Micheál Martin has called for a special cross-Border commission to be established to examine how Sinn Féin and the IRA dealt with sex abuse cases during the Troubles.
The Fianna Fáil leader has said the allegations of a cover-up demand a wider response.
"We have to look at something extra, beyond the usual judicial or administrative process," he told The Irish Times. "It could be a commission or board made up of people with expertise in dealing with sexual abuse cases and with justice."
He said successive Irish governments had done just that when setting up commissions inquiring into institutional responses to sexual abuse cases, instancing the Laffoy, Ryan and Murphy commissions.
“We needed to create mechanisms to allow brave people come forward,” he said.
Mr Martin suggested a cross-Border commission. "It is clear there was a fair level of abuse going on.
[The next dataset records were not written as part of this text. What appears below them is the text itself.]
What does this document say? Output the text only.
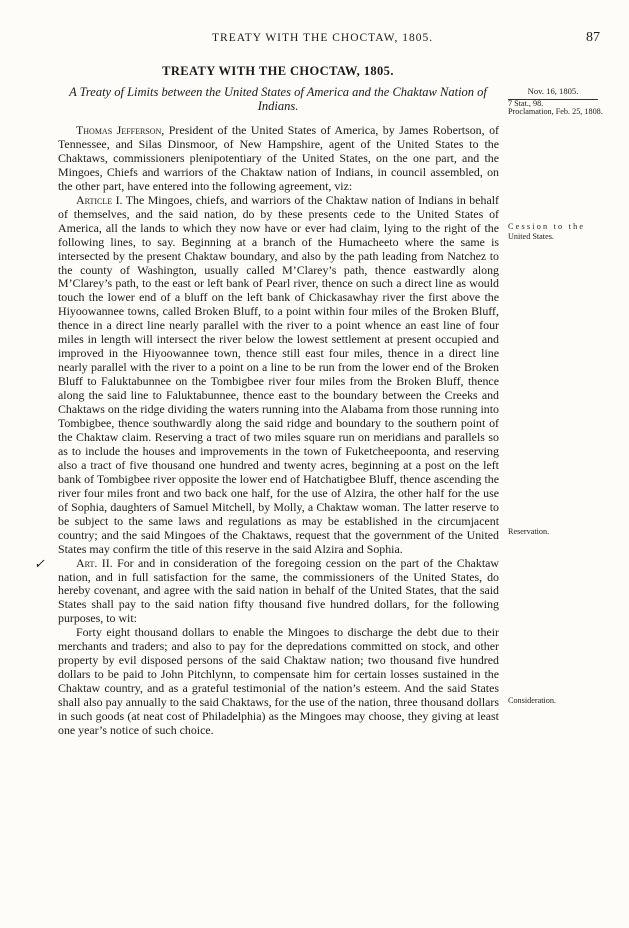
TREATY WITH THE CHOCTAW, 1805.	87
TREATY WITH THE CHOCTAW, 1805.
A Treaty of Limits between the United States of America and the Chaktaw Nation of Indians.
Nov. 16, 1805.
7 Stat., 98.
Proclamation, Feb. 25, 1808.
Cession to the
United States.
Reservation.
Consideration.
✓

Thomas Jefferson, President of the United States of America, by James Robertson, of Tennessee, and Silas Dinsmoor, of New Hampshire, agent of the United States to the Chaktaws, commissioners plenipotentiary of the United States, on the one part, and the Mingoes, Chiefs and warriors of the Chaktaw nation of Indians, in council assembled, on the other part, have entered into the following agreement, viz:

Article I. The Mingoes, chiefs, and warriors of the Chaktaw nation of Indians in behalf of themselves, and the said nation, do by these presents cede to the United States of America, all the lands to which they now have or ever had claim, lying to the right of the following lines, to say. Beginning at a branch of the Humacheeto where the same is intersected by the present Chaktaw boundary, and also by the path leading from Natchez to the county of Washington, usually called M’Clarey’s path, thence eastwardly along M’Clarey’s path, to the east or left bank of Pearl river, thence on such a direct line as would touch the lower end of a bluff on the left bank of Chickasawhay river the first above the Hiyoowannee towns, called Broken Bluff, to a point within four miles of the Broken Bluff, thence in a direct line nearly parallel with the river to a point whence an east line of four miles in length will intersect the river below the lowest settlement at present occupied and improved in the Hiyoowannee town, thence still east four miles, thence in a direct line nearly parallel with the river to a point on a line to be run from the lower end of the Broken Bluff to Faluktabunnee on the Tombigbee river four miles from the Broken Bluff, thence along the said line to Faluktabunnee, thence east to the boundary between the Creeks and Chaktaws on the ridge dividing the waters running into the Alabama from those running into Tombigbee, thence southwardly along the said ridge and boundary to the southern point of the Chaktaw claim. Reserving a tract of two miles square run on meridians and parallels so as to include the houses and improvements in the town of Fuketcheepoonta, and reserving also a tract of five thousand one hundred and twenty acres, beginning at a post on the left bank of Tombigbee river opposite the lower end of Hatchatigbee Bluff, thence ascending the river four miles front and two back one half, for the use of Alzira, the other half for the use of Sophia, daughters of Samuel Mitchell, by Molly, a Chaktaw woman. The latter reserve to be subject to the same laws and regulations as may be established in the circumjacent country; and the said Mingoes of the Chaktaws, request that the government of the United States may confirm the title of this reserve in the said Alzira and Sophia.

Art. II. For and in consideration of the foregoing cession on the part of the Chaktaw nation, and in full satisfaction for the same, the commissioners of the United States, do hereby covenant, and agree with the said nation in behalf of the United States, that the said States shall pay to the said nation fifty thousand five hundred dollars, for the following purposes, to wit:

Forty eight thousand dollars to enable the Mingoes to discharge the debt due to their merchants and traders; and also to pay for the depredations committed on stock, and other property by evil disposed persons of the said Chaktaw nation; two thousand five hundred dollars to be paid to John Pitchlynn, to compensate him for certain losses sustained in the Chaktaw country, and as a grateful testimonial of the nation’s esteem. And the said States shall also pay annually to the said Chaktaws, for the use of the nation, three thousand dollars in such goods (at neat cost of Philadelphia) as the Mingoes may choose, they giving at least one year’s notice of such choice.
There were women and men being victimised with no recourse to justice.
“Critically, many of the abusers were facilitated out of the North into other locations where they could be a danger to women and children,” he said.
Minister of State Simon Harris said Sinn Féin leader Gerry Adams should pass on any information he has about alleged sex offenders being shot or exiled by the IRA.
Eoin Ó Broin, a councillor and party strategist, agreed: “Well certainly if (Mr Adams) has it he should do . . . If I had information about any of this at any time during my 20 years as a Sinn Féin activist, I would have brought that forward.”
On Saturday, Mr Adams said that Sinn Féin "has not engaged in any cover up of abuse at any level".
Maíria Cahill, who has said she was raped by an IRA member, issued a statement last night saying she had “raised the abuse issue very publicly, at great personal cost to myself. I am now homeless and in debt.”
She also confirmed she had once been involved with a group called the Republican Network for Unity. She said she had been the national secretary of RNU “for a period of a few hours” in 2010 until she resigned the position and had continued to attend meetings for a few months.
“There was nothing illegal about RNU. It was not involved in any armed action. It was a long time after I left the group, that they were publicly associated with supporting one particular grouping.
“My opposition to violence has been consistent throughout my life, even though some people might find this strange, when I was in Sinn Féin.”